Not too long after, the leasing office sent us a notice that a noise complaint had been filed against us. My friend limped to the office with her boot strapped in place to find out what was going on. The office took one look at her and tossed the complaint since they had already disregarded part of it due to our cats. Though the leasing office couldn’t tell us who filed the complaint, they did show my friend a detailed list that had been provided to them with times and days of the noises. It was easy to tell that it was the Karen because they started the day after we introduced ourselves and explained what to expect.

A few weeks later, three of the heaviest cats and I were the only ones awake at 4:00 am. I was watching TV with headphones on and heard a banging on our apartment door. I went to check it out and realized it was a police officer! Apparently, his station got a noise complaint about our apartment and was sent to investigate. I showed and explained my friend’s medical boot, and the three heaviest cats were busy playing, so he immediately apologized for the inconvenience and headed on his merry way. 

I should note here that there was a clause in the rental agreement that all noise complaints had to go through the leasing office and not the cops. I was betting that the Karen had been complaining to the office since the first complaint and was getting brushed off because we provided proof of why we were unintentionally loud.

The next day, my friend and I went and knocked on the Karen’s door. She and a friend we hadn’t met before answered. According to the Karen, her friend had heard loud thumping in the back bedroom for five minutes at 1:30 am. We explained that the back bedroom was an office so no one sleeps there or was likely to be using the room at 1:30 am.

The Karen blew us off, saying that something had to have been making noise, and we repeated the fact that three of our four cats were fat and were probably playing. We also found out through careful questioning that the friend was planning to live in the apartment for several months without going on the lease, which was also a requirement if a tenant decided to get a roommate.

We reported the Karen for violating the rental agreement for both calling the cops for a noise complaint as well as for having a roommate not on the agreement.

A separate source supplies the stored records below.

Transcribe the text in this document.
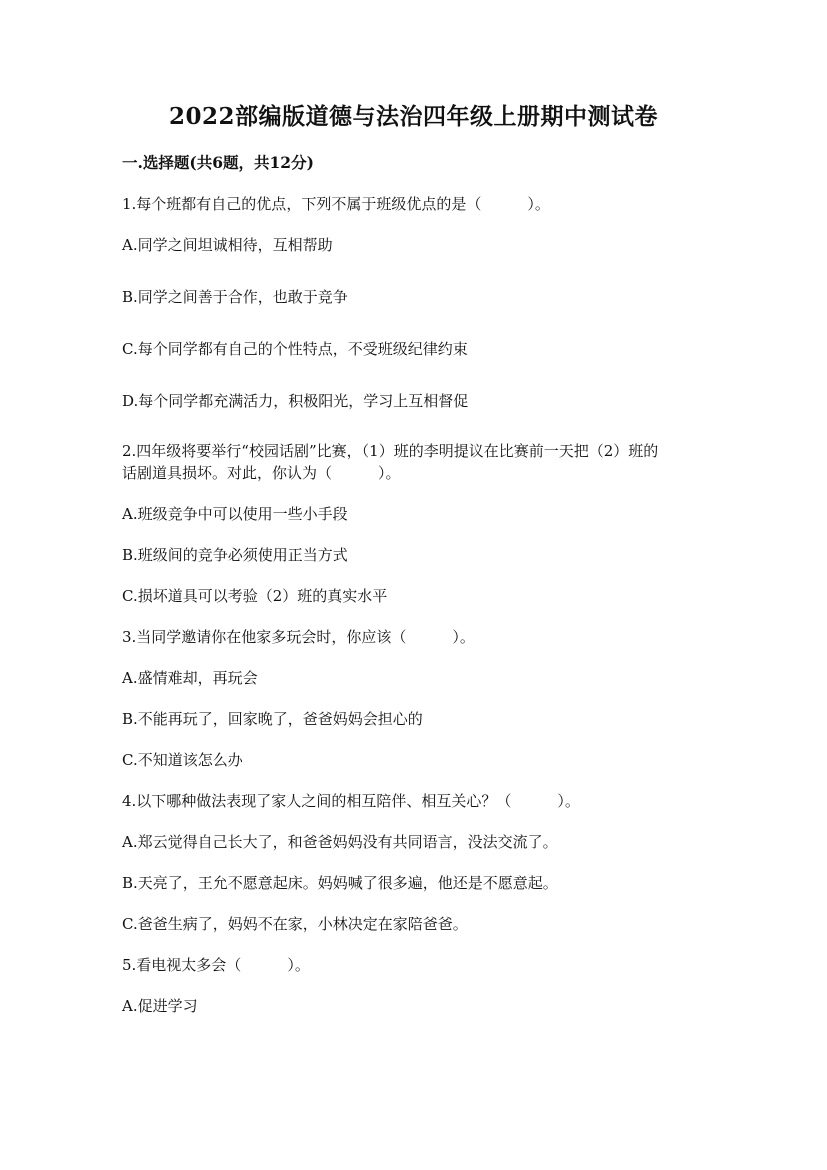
2022部编版道德与法治四年级上册期中测试卷
一.选择题(共6题，共12分)
1.每个班都有自己的优点，下列不属于班级优点的是（	）。
A.同学之间坦诚相待，互相帮助
B.同学之间善于合作，也敢于竞争
C.每个同学都有自己的个性特点，不受班级纪律约束
D.每个同学都充满活力，积极阳光，学习上互相督促
2.四年级将要举行“校园话剧”比赛，（1）班的李明提议在比赛前一天把（2）班的话剧道具损坏。对此，你认为（	）。
A.班级竞争中可以使用一些小手段
B.班级间的竞争必须使用正当方式
C.损坏道具可以考验（2）班的真实水平
3.当同学邀请你在他家多玩会时，你应该（	）。
A.盛情难却，再玩会
B.不能再玩了，回家晚了，爸爸妈妈会担心的
C.不知道该怎么办
4.以下哪种做法表现了家人之间的相互陪伴、相互关心？（	）。
A.郑云觉得自己长大了，和爸爸妈妈没有共同语言，没法交流了。
B.天亮了，王允不愿意起床。妈妈喊了很多遍，他还是不愿意起。
C.爸爸生病了，妈妈不在家，小林决定在家陪爸爸。
5.看电视太多会（	）。
A.促进学习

Later, when the Karen’s motorscooter fell on someone’s car and dented it pretty badly and they moved the scooter to another place to avoid getting in trouble, we reported that, too, since the damages looked to be about $1,000 to repair.

We moved out before the Karen and her friend did, so I do not know what became of them, but good riddance. The place we are in now has concrete in the walls to muffle the sounds coming from all sides, so it’s blissful silence unless I have windows open.